Nor would Mr Brown say what changes had been made between the draft and final EY reports, which chief executive Doug McKay told councillors had occurred. Mr McKay also revealed Mr Brown had an input into the terms of reference for the review, which found he "did not inappropriately" use council resources to support his affair with Bevan Chuang.

The councillors' decision to censure the mayor was unanimous, but a group of five right-wing councillors - Cameron Brewer, Denise Krum, Linda Cooper, Dick Quax and Sharon Stewart - voted against a motion to keep working with the mayor in the best interests of Auckland.

The motion replaced a vote of no confidence in Mr Brown that the five had wanted, but was ruled out of order under standing orders.

Mr Quax, who has been calling on Mr Brown to resign all week, said the council could only move forward when the mayor was gone. "The sleaze from the first floor of this building is a rotting political corpse. That stench can be cleaned only when the mayor moves out," he said.
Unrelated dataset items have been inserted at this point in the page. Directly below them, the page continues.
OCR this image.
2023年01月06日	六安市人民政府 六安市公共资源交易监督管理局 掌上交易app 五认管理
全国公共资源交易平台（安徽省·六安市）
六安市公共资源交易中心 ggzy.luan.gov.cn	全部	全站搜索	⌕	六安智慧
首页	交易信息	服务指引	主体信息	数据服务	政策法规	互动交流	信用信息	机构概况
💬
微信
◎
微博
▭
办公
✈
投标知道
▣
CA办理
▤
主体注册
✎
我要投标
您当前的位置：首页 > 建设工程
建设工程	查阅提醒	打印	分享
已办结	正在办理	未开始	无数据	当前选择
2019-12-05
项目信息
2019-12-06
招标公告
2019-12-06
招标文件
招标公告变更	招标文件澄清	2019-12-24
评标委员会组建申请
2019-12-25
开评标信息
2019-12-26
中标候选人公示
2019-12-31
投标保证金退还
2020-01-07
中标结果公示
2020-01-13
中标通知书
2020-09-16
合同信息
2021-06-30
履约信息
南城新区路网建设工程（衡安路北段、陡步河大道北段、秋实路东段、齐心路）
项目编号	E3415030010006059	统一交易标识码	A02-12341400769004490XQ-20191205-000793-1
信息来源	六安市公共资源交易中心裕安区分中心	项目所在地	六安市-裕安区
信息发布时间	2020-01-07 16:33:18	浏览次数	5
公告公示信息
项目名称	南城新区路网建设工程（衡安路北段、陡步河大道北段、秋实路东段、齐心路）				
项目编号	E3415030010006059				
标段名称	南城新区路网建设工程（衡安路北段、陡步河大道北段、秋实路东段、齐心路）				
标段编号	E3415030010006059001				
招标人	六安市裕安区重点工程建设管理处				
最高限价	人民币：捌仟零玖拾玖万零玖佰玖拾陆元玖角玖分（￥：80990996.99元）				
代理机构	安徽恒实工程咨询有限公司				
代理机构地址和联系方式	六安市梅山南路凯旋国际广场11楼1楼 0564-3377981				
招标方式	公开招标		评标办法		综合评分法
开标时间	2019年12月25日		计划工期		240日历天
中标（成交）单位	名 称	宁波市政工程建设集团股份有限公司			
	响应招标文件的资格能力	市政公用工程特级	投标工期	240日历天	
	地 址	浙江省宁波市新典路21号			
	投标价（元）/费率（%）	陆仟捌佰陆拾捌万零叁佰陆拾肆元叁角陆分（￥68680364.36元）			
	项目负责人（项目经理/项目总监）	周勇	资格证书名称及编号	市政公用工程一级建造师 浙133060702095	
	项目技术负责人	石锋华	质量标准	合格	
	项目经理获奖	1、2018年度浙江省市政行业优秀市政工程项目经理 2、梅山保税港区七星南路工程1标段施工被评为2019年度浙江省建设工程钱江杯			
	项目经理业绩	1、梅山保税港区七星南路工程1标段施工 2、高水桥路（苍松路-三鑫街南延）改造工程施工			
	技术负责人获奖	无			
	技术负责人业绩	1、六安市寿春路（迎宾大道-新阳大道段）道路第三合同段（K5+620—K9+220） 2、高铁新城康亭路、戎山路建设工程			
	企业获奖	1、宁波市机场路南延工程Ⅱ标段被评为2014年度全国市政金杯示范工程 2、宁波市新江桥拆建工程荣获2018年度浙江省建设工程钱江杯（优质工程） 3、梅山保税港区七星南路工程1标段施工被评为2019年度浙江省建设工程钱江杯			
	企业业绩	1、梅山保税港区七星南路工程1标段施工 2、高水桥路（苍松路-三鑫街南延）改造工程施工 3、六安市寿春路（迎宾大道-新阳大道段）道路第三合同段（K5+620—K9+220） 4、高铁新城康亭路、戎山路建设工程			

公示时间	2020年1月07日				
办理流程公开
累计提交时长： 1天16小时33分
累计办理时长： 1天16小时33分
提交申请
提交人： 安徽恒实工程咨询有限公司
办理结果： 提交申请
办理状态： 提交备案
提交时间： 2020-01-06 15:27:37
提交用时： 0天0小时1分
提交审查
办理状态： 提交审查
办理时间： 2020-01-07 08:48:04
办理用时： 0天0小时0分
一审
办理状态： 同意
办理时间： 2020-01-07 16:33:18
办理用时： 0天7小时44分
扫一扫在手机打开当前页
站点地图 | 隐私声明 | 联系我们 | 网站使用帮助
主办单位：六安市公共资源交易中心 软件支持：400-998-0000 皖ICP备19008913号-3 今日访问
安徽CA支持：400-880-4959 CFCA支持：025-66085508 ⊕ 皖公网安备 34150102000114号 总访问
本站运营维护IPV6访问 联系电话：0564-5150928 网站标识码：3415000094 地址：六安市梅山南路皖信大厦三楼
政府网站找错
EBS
Said Cameron Brewer: "For the best interest of Auckland he now needs to go. That is what the people of Auckland are calling for and that's what I'm asking for."

But while the plans of the five clearly failed, Mr Brown was not let off the hook by the 15 councillors who decided to give him a lifeline and move on with running the Super City.

First-term councillor Chris Darby called the mayor's actions "totally inexcusable and an absolute embarrassment", while Mr Clow said people were upset at the mayor's sense of entitlement, recidivist behaviour and lack of contrition.

"Kiwis hate people having that sense of entitlement over anyone else," he said.

Mike Lee said the events of the past two months were unprecedented in his 21 years of local government, and left the council battered and bleeding.

He said the censure expressing "profound disappointment and disapproval" signalled the most severe chastisement of a fellow politician that could be given out.

In a blog written at the meeting, Metro editor Simon Wilson said if Mr Brown could not lead the council he needed to find the courage and grace to step aside. "He's reached that stage," wrote Mr Wilson, who said the subtext of the mayor's supporters was they no longer had confidence in him.

"Len Brown will soon be gone. It's hard to see him lasting past Christmas."

Mr Brown put on a strong - even contrite - appearance at a press conference, saying he had given serious consideration to resigning, but after deep reflection would stay on to complete his vision and plan for Auckland.

"This is a fair but very firm direction to myself and I have indicated to them I accept that is an appropriate direction ... This has been the most difficult time of my life."

Read more: Cameron Brewer admits not declaring Gold Coast junket

How the councillors voted

• All councillors voted to censure the mayor
• Five councillors voted not to continue working with the mayor


What the councillors voted on

That the Governing Body

A. Received the Independent Review commissioned by the Chief Executive - the EY report

B. Express its profound disappointment and disapproval of the Mayor's inappropriate conduct and undeclared conflicts of interest, which are the subject of the report and which have caused damaged to Auckland Council's reputation and widespread concern amongst the public.

C. Accordingly, censure the Mayor for his behaviour, that in the view of the Governing Body, breached the council's Code of Conduct.

D. Request that the Mayor make full reimbursement of all remaining personal costs and also make an appropriate contribution to other costs incurred by the Council.

E. Require a stronger working relationship and level of accountability between the Mayor and Governing Body.

F. Note the Mayor's apology and expression of contrition for his actions; and mindful of the importance of maintaining political stability and confidence in the governance of Auckland, signals its willingness to work with the Mayor in the best interest of the people of Auckland.